I think you’re right in a way, but it’s definitely a problem. LW 1.0 is easily usable on a mobile internet device (a tablet or even a phone!). LW 0.2 (sorry, I meant “2.0”!) is horribly sluggish even on a fairly reasonable desktop. How can we honestly expect such a site to ever become popular among the “cool kids” of today? (And come to think of it, plenty of “cool kids” read, say, Scott’s blog, and that’s a lot closer to LW 1.0 than to the newer version of the site—it certainly performs reasonably!)
The developers know that performance is the most important thing and are working on it. From my own experience, it’s already much better today than it was at the start.
I think I know what you mean—the site has recently become just barely usable on the simplest of its pages. But as soon as you do something that happens to poke the “JavaScript VM” the wrong way (crazy things like, idk, looking at recent postings by date, viewing a user’s recent contributions to the site, or even just opening a popular post w/ lots of comments!), it just grinds to a halt. It’s maddening.
The Lean Startup way suggest releasing a project early even when the first release has problems. I don’t think there’s a problem with LW2.0 being developed according to those principles.

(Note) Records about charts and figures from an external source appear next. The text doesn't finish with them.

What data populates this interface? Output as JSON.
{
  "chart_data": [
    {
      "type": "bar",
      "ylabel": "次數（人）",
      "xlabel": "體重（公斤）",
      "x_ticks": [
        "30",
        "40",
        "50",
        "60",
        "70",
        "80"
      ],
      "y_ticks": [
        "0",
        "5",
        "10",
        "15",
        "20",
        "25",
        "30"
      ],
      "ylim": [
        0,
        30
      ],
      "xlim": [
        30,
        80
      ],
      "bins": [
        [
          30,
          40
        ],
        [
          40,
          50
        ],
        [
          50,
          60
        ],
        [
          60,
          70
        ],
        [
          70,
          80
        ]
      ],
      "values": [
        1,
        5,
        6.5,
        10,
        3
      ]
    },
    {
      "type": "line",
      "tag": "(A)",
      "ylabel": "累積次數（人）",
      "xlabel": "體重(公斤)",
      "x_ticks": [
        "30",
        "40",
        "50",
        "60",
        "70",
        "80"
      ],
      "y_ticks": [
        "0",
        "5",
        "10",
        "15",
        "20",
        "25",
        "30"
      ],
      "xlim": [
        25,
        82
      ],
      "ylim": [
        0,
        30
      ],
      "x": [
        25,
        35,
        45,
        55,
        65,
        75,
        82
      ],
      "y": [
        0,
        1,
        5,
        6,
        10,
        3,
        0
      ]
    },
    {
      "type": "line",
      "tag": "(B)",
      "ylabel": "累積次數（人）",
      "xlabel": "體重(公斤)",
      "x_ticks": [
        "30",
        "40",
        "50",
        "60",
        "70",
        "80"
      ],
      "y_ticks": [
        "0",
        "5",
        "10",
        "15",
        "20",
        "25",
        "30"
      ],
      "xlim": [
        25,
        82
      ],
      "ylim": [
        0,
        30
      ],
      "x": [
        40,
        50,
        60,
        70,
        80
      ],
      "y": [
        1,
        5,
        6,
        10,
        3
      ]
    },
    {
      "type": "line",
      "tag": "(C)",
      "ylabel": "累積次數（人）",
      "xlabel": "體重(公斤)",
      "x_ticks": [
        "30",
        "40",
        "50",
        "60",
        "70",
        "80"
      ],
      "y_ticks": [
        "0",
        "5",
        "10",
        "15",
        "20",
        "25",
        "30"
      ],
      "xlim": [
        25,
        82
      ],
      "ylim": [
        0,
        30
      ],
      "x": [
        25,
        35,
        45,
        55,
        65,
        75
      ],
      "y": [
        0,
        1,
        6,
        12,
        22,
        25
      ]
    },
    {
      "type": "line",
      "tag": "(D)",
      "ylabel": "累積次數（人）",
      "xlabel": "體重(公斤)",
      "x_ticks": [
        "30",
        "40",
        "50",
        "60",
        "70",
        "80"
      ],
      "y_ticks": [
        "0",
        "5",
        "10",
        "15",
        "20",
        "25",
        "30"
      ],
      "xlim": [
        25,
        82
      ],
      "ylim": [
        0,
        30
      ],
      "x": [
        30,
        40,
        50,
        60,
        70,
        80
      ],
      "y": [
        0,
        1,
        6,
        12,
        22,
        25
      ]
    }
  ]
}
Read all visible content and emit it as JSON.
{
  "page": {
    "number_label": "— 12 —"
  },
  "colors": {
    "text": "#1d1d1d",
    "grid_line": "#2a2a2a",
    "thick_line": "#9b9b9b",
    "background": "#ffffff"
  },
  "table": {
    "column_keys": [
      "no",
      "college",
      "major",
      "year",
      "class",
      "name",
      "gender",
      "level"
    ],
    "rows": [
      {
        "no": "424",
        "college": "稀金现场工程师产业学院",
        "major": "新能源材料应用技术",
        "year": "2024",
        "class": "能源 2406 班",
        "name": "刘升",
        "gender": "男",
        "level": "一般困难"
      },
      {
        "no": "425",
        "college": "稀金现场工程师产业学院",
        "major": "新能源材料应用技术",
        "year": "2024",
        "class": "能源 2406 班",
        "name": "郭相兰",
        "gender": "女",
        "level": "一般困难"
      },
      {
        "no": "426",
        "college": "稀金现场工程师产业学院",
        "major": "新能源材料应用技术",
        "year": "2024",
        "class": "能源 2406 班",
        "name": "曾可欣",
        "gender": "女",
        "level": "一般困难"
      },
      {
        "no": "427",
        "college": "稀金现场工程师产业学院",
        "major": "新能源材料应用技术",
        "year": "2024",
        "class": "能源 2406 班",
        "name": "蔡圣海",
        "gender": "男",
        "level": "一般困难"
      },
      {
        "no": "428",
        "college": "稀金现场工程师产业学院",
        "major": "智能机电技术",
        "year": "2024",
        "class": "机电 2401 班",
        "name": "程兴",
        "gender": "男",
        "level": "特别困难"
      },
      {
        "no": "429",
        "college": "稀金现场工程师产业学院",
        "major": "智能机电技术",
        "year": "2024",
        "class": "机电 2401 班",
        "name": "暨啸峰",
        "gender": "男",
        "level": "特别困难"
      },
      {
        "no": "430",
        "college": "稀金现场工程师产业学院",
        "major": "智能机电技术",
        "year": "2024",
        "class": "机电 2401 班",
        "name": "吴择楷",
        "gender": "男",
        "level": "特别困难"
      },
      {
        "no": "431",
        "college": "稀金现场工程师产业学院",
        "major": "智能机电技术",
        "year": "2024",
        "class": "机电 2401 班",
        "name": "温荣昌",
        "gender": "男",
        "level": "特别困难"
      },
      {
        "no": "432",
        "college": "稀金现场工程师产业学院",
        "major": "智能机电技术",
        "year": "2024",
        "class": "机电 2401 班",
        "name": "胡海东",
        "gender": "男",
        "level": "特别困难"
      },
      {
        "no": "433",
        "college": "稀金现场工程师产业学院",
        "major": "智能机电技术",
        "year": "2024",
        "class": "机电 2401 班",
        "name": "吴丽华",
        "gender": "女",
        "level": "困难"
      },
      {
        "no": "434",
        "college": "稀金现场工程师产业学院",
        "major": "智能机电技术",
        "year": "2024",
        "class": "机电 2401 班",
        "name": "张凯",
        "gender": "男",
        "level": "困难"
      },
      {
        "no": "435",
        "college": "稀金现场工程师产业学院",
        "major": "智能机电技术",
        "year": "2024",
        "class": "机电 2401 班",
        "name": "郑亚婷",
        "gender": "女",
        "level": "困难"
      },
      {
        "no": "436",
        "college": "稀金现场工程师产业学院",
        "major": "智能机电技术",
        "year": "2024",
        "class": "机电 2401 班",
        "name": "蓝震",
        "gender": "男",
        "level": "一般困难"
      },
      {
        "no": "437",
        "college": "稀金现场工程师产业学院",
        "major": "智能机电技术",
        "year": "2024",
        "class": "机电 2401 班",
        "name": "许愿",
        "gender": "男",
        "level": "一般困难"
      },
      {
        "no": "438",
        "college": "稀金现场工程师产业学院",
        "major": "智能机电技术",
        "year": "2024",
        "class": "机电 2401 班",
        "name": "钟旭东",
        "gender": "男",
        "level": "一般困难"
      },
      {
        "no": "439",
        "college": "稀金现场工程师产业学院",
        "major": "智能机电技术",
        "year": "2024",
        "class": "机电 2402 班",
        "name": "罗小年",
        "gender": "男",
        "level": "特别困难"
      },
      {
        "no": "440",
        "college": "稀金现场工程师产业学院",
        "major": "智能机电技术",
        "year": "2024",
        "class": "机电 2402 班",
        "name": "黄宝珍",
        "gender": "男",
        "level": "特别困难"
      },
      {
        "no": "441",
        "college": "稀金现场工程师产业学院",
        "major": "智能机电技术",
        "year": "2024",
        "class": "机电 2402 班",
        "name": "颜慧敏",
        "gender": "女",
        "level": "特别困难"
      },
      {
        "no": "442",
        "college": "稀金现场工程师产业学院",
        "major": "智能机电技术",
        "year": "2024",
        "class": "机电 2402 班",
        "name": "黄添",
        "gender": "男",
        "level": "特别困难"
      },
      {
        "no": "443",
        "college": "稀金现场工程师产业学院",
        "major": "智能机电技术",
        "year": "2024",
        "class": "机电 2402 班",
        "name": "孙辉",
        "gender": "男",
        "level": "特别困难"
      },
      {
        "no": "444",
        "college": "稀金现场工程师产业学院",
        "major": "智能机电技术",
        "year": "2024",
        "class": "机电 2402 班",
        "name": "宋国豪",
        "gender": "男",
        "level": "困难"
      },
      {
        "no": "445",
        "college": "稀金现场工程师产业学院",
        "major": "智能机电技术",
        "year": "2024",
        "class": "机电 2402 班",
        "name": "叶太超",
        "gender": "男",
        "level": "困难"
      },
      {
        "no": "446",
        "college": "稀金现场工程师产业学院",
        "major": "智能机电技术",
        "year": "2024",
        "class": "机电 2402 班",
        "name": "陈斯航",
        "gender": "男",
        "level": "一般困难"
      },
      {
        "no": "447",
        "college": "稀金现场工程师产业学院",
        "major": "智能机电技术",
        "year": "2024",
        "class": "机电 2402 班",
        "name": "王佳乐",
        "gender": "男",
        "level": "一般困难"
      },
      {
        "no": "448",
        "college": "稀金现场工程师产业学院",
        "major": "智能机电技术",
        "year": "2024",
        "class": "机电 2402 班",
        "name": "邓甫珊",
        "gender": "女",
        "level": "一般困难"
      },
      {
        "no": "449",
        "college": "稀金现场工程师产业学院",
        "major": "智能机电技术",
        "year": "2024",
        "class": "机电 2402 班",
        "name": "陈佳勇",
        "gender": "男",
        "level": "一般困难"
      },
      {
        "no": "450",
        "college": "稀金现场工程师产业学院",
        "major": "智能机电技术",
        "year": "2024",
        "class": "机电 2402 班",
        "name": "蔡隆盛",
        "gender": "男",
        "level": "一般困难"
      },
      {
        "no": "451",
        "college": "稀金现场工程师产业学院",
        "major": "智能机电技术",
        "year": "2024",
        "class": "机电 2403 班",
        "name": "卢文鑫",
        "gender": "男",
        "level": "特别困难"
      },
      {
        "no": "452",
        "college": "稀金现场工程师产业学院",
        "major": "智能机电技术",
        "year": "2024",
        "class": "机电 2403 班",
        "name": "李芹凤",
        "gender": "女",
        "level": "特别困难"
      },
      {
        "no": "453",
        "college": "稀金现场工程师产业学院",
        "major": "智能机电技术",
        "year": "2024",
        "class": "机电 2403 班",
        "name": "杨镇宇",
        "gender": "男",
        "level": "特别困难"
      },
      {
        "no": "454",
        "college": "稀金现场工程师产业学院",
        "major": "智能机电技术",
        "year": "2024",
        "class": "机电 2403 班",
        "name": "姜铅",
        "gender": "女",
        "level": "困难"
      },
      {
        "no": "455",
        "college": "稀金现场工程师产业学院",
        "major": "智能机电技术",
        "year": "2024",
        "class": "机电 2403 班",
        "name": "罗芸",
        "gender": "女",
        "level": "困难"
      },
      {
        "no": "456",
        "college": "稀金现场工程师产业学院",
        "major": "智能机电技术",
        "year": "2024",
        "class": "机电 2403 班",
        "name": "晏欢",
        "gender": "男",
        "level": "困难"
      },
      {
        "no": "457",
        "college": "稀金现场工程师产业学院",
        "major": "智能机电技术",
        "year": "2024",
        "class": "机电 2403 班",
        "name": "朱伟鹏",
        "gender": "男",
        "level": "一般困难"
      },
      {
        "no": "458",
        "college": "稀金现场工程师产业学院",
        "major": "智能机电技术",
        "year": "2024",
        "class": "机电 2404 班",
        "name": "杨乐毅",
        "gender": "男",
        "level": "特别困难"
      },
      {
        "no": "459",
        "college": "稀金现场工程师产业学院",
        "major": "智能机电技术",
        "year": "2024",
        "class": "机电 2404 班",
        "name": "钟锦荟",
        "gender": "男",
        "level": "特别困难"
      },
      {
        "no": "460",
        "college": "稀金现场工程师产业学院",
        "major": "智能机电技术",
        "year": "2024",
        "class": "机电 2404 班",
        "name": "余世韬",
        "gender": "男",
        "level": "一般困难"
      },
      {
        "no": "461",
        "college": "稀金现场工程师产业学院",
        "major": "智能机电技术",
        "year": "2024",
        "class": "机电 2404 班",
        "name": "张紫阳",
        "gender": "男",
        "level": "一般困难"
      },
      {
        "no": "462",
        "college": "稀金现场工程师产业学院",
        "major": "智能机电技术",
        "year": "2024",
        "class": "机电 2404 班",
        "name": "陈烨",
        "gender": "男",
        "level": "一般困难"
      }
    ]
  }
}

The “first release” of LessWrong is, well, this site. What’s happening with LW 2.0 is actually called “introducing regressions”, and I don’t think the startup folks would endorse that. The combination of a full rewrite-from-scratch and a stringent deadline—the switchover was originally supposed to happen around this time, as far as I understand, albeit it has likely been postponed by now—is considered especially unwise.
Hopefully the LesserWrong folks can come up with something that’s genuinely usable—there are quite a few things I do like about the new site. But the challenges are just as real.
Will the posts here be deleted or will their URLs change? I have some useful URLs here and they are linked in published scientific articles, so if the site will be demolished they will not work, and I hope it will not happen.